The Bank of England plans to relax a key capital requirement for UK banks, aiming to support lending and financial market stability during periods of economic stress.

The proposal targets the leverage ratio, a rule that limits how much banks can borrow by requiring them to hold a minimum level of capital against total assets.

The Financial Policy Committee said the measures form part of a broader adjustment to banking regulations introduced after the 2008 financial crisis.

Under the plan, part of the leverage requirement would become “releasable” during a crisis, giving banks greater flexibility to deploy capital when conditions deteriorate significantly.

The Bank of England also intends to remove an additional leverage buffer that primarily affects larger domestic-focused lenders, including Lloyds Banking Group, NatWest, Nationwide, and Santander UK.

In a downturn, an extra capital buffer applied to those banks would also be cut to zero, specifically to keep lending flowing through the broader economy.

A formal consultation on that change is expected to begin later this year, giving industry participants a chance to respond before any final decisions are made.

The central bank said the overall package would lower the leverage ratio by approximately 0.2 percentage points of UK banks’ total assets.

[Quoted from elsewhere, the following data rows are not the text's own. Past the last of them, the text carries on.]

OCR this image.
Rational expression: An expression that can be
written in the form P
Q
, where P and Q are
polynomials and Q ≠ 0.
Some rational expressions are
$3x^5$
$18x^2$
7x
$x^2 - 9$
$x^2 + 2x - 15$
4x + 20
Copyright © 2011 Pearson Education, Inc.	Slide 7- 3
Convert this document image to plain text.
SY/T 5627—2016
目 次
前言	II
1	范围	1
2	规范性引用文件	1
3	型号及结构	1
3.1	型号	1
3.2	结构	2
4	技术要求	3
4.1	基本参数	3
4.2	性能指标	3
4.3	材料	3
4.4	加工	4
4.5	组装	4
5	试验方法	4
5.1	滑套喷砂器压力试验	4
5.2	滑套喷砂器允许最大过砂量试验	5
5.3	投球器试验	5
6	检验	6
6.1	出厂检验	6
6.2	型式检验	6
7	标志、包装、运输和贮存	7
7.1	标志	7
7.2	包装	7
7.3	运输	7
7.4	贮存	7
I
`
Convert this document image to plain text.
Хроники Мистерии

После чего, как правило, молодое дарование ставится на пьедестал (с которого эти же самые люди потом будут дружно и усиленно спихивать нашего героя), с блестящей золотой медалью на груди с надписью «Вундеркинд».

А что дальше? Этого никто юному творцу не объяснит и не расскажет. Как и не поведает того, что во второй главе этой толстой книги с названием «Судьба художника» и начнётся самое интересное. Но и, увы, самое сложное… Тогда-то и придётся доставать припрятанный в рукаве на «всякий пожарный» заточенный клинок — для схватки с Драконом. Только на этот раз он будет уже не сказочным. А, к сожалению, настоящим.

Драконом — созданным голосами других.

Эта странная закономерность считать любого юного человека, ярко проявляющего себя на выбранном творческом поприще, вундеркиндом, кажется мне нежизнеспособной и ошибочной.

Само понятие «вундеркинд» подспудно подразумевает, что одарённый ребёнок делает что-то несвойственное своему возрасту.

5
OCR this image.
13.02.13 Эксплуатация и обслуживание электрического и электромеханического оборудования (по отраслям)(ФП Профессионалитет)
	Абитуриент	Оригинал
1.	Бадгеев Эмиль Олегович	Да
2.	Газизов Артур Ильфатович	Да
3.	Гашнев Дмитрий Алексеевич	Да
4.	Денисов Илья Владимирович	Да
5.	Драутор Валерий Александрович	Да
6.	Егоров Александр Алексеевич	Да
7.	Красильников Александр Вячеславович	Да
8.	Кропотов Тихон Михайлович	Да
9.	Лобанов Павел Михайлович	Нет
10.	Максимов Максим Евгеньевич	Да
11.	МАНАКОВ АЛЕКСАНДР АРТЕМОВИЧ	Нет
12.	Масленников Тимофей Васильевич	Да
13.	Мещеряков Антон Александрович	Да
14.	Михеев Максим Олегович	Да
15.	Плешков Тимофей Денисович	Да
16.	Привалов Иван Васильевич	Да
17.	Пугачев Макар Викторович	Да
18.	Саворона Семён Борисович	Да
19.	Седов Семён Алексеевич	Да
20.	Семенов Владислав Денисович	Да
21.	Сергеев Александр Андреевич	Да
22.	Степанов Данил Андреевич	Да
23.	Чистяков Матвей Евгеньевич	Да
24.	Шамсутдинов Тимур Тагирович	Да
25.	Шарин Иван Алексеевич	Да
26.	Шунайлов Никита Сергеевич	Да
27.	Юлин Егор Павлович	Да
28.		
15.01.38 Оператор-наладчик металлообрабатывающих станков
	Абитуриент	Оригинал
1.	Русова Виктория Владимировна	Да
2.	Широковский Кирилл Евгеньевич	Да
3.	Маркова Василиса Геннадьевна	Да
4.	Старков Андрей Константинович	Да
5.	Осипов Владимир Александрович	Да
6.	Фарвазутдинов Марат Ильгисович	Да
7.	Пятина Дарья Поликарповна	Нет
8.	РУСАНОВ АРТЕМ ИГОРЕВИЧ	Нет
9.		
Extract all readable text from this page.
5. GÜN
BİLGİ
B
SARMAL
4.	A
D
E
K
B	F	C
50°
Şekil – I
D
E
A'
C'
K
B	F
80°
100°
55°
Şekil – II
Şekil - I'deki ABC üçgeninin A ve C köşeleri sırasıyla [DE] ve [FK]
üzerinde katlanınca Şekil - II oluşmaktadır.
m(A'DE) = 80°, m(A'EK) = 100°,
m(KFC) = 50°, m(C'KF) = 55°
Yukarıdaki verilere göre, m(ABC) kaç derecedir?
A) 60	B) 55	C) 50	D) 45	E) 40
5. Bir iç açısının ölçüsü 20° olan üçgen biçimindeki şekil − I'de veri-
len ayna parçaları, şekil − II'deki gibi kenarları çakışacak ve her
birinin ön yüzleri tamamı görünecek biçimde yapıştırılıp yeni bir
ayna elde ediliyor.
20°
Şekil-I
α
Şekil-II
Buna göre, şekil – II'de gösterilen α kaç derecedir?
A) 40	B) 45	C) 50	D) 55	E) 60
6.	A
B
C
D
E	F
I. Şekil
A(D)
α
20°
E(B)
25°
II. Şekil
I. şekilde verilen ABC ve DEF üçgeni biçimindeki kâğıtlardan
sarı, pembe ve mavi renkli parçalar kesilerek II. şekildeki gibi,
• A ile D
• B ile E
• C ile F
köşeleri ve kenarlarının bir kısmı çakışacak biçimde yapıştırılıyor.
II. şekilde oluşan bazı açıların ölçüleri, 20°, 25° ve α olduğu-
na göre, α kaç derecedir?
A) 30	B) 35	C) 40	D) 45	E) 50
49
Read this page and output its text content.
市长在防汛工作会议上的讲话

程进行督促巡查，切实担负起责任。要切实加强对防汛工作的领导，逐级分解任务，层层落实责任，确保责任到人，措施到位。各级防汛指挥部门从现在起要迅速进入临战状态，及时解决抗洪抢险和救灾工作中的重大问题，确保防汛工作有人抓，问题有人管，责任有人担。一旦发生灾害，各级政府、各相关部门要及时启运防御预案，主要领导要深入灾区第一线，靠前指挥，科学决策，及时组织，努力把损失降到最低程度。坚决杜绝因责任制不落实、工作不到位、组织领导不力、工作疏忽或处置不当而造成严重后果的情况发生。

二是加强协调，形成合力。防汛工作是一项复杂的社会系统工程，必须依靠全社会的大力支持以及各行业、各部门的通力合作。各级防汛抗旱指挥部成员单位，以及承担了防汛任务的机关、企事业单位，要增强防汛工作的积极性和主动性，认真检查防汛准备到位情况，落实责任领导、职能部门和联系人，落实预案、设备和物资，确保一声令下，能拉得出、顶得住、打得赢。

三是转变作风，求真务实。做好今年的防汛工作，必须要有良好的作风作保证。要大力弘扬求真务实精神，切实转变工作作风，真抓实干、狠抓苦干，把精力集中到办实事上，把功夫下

At the same time, the Bank of England said it would raise a separate leverage requirement for more globally active UK lenders with larger investment banking operations, including HSBC, Barclays, and Standard Chartered.

Governor Andrew Bailey described the changes as “targeted” and said they were designed to address “the anomaly” of UK domestic-focused banks facing higher leverage ratio requirements than many overseas rivals and some UK peers.

The move follows a relaxation of US leverage requirements in November, a development that intensified competitive pressures on British lenders operating in international markets.

When originally introduced, the leverage ratio was intended as a backstop to risk-weighted capital requirements, but the Bank of England acknowledged it has become binding for three out of seven major British banks.

The Bank of England said the package would keep British lenders aligned with international standards while making it easier for them to support lending and core markets during a crisis.

However, not all members of the Financial Policy Committee backed the proposal without reservations, with some expressing concern about unintended consequences.

The FPC said “some FPC members were concerned that the proposal might lead to an unwanted increase in market-based leverage, with implications for the resilience of core UK markets.”

Bailey acknowledged that “we have got some more work to do” on the risks associated with high leverage in both debt and equity markets.

In a separate warning, the central bank said “recent rapid advances in frontier AI capabilities have increased financial stability risks related to cyber and operational resilience.”

The Bank of England also flagged additional pressures, including high government debt issuance, heavy hedge fund borrowing in gilt markets, and mounting risks within the private credit sector.